Tetrabromobisphenol A activates inflammatory pathways in human first trimester extravillous trophoblasts in vitro

•A brominated flame retardant activated proinflammatory response in placental cells.•TBBPA stimulated cell release of the pro-inflammatory cytokines IL-6 and IL-8.•TBBPA suppressed cell release of the anti-inflammatory cytokine TGF-β.•TBBPA enhanced cyclooxygenase-2 (COX-2) mRNA expression and PGE2 production.•We identified 7 genes differentially expressed with TBBPA exposure.

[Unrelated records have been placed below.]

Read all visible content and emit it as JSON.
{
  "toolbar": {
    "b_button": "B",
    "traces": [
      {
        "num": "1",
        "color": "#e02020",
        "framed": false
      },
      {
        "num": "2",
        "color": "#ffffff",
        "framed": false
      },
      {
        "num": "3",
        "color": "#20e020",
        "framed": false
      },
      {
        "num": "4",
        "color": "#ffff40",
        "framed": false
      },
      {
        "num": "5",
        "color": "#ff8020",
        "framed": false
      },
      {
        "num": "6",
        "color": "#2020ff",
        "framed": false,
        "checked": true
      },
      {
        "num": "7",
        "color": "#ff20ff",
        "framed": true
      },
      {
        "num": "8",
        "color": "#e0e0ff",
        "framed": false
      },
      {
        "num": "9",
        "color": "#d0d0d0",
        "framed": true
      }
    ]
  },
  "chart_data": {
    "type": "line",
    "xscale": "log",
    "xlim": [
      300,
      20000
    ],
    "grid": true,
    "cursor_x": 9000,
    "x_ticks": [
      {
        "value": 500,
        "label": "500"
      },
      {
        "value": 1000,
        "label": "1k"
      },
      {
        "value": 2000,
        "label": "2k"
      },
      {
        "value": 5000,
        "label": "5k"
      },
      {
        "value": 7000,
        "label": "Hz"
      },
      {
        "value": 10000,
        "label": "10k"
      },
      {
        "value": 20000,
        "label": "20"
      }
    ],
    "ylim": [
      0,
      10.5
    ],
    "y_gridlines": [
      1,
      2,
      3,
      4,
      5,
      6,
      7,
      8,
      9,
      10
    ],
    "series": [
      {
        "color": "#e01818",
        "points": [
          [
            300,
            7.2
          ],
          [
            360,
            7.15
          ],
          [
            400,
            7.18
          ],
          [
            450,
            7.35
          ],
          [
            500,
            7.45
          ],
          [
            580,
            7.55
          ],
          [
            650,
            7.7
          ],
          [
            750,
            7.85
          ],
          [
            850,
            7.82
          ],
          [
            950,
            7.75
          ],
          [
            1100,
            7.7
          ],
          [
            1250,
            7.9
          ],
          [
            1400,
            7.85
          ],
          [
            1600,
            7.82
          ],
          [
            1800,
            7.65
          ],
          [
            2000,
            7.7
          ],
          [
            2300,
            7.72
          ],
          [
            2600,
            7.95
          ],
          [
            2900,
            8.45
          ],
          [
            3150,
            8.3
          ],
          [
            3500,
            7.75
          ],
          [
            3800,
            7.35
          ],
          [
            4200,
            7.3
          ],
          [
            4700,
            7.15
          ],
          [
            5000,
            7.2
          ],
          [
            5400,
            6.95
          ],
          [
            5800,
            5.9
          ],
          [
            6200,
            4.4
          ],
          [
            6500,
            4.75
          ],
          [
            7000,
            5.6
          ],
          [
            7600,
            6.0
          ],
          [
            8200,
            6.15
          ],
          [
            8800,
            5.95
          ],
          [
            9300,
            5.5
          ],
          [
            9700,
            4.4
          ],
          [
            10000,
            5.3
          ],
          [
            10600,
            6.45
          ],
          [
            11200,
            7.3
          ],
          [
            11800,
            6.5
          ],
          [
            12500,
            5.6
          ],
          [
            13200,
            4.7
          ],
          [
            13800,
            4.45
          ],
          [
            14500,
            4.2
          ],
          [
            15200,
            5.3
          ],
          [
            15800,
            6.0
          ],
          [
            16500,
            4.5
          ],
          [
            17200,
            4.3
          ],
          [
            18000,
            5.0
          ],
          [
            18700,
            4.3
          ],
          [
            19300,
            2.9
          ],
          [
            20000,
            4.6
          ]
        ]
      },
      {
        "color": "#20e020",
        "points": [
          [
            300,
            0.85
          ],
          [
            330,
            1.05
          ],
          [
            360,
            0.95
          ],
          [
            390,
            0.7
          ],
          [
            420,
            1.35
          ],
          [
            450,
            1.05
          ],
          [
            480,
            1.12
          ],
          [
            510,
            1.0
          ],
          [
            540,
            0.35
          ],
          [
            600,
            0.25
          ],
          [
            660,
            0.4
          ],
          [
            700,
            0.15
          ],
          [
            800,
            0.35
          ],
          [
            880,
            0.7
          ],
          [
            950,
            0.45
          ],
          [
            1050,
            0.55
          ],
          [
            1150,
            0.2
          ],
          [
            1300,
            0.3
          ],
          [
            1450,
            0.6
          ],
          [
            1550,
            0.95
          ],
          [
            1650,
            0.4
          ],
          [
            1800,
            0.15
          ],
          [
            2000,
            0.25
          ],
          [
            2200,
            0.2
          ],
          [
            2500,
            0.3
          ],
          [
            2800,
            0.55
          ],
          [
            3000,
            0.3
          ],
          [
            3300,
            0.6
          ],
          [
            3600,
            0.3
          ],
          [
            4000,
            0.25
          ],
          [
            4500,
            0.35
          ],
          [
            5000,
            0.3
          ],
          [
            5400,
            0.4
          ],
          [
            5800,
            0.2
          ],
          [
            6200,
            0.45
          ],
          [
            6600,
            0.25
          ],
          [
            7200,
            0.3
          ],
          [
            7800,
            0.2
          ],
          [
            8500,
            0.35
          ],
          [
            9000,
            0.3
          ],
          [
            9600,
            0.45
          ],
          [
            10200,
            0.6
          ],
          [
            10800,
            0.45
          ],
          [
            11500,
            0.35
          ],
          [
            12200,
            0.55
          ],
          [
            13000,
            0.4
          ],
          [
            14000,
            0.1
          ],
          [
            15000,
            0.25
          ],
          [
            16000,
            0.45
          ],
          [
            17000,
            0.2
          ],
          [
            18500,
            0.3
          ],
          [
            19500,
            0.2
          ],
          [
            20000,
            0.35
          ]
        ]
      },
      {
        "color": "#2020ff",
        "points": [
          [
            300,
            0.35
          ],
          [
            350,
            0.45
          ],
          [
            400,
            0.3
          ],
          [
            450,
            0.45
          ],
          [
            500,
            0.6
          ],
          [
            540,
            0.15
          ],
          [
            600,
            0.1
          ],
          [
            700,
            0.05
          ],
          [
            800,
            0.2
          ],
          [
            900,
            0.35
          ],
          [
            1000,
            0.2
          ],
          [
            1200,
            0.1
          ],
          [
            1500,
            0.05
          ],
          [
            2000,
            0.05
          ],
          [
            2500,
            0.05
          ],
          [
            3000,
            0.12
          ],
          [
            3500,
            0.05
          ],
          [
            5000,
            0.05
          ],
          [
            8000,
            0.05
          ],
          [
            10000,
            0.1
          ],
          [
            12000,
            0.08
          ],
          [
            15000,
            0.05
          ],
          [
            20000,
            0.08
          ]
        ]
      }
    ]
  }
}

Tetrabromobisphenol A (TBBPA) is a widely used flame retardant. Despite the presence of TBBPA in gestational tissues and the importance of proper regulation of inflammatory networks for successful pregnancy, there is no prior study on the effects of TBBPA on inflammatory responses in gestational tissues. The present study aimed to investigate TBBPA activation of inflammatory pathways, specifically cytokine and prostaglandin production, in the human first trimester placental cell line HTR-8/SVneo. TBBPA enhanced release of interleukin (IL)-6, IL-8, and prostaglandin E2 (PGE2), and suppressed TGF-β release in HTR-8/SVneo cells. The lowest effective concentration was 10 μM TBBPA. A commercial immune response PCR array revealed increased expression of genes involved in inflammatory pathways stimulated by TBBPA in HTR-8/SVneo cells. Because proper regulation of inflammatory mediators in the gestational compartment is necessary for normal placental development and successful pregnancy, further investigation on the impact of TBBPA-stimulated responses on trophoblast function is warranted.